Within Easter we have this message imbedded: God hasn’t forgotten about His creation—quite the contrary. He’s impressed by it.
The problem is, He is also deeply grieved by it.
The King James says the whole creation groaneth and travaileth in pain together waiting to be made new again (Rom 8:22).
God feels both pride and sorrow when He sees creation.
But there was a day in the past, a little over 2,000 trips around the sun ago, that this planet saw something it will never see again.
When Jesus came into this world, He was a nobody from a nowhere town in Israel. Over thirty years passes before He begins a public movement, a war on the curse that is strangling creation. He heals people (and trees) and shows the world what lies ahead in the new creation to come.
As Jesus begins His public ministry, God speaks from heaven and says, “This is my beloved Son, with whom I am well pleased,” and a dove, the symbol of God’s spirit, descends on Jesus.
The Bible doesn’t record God speaking to Jesus verbally ever again. Instead, Jesus says God speaks through Him. The dove came to rest in Jesus.
But at the cross, as God’s plan for Jesus came to its climax, Jesus was left alone.
Hanging on the cross, Jesus looks into the sky and cries out, “Why have you forsaken me?”
No voice was heard from above, only the memory of a voice long ago.
Jesus was quoting Psalm 22, which begins in despair but ends in hope.
The Psalm ends, “All the ends of the world shall remember and turn unto the Lord: and all the kindreds of the nations shall worship before thee.”
But that day was not here yet.
As Jesus died, the sky darkened, the earth shook, the trees groaned, and the dead came to life—the life-giver gave up His life and that rippled into the next dimension.
But God had not forsaken Him.
Three days later Jesus’ spirit re-enters His body, but a new body, not like the one before.
As Jesus passed away and was renewed, so will the creation.
That is the hope of Easter, the glory of Easter.
God says the end of the story will play out this way:
“Then I saw a new heaven and a new earth, for the first heaven and the first earth had passed away, and there was no longer any sea...And I heard a loud voice from the throne saying, ‘Look!
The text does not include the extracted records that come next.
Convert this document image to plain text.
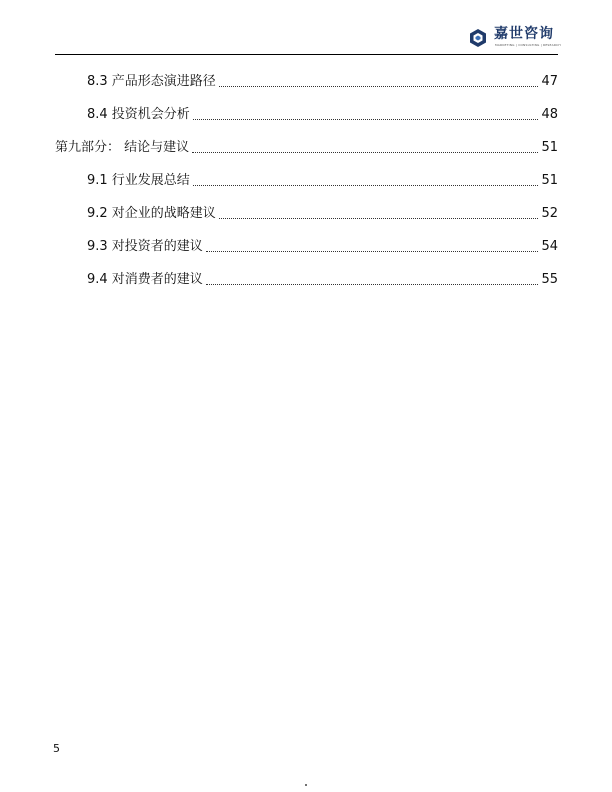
嘉世咨询
MARKETING | CONSULTING | RESEARCH
8.3 产品形态演进路径	47
8.4 投资机会分析	48
第九部分： 结论与建议	51
9.1 行业发展总结	51
9.2 对企业的战略建议	52
9.3 对投资者的建议	54
9.4 对消费者的建议	55
5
God’s dwelling place is now among the people, and he will dwell with them...He will wipe every tear from their eyes. There will be no more death or mourning or crying or pain, for the old order of things has passed away.’” (Rev 21).
Every Easter we get the chance to remember this, the day God’s son defeated death and gave the victory to God, a gift of glory.
The most impressive story of all, a story that will change your life.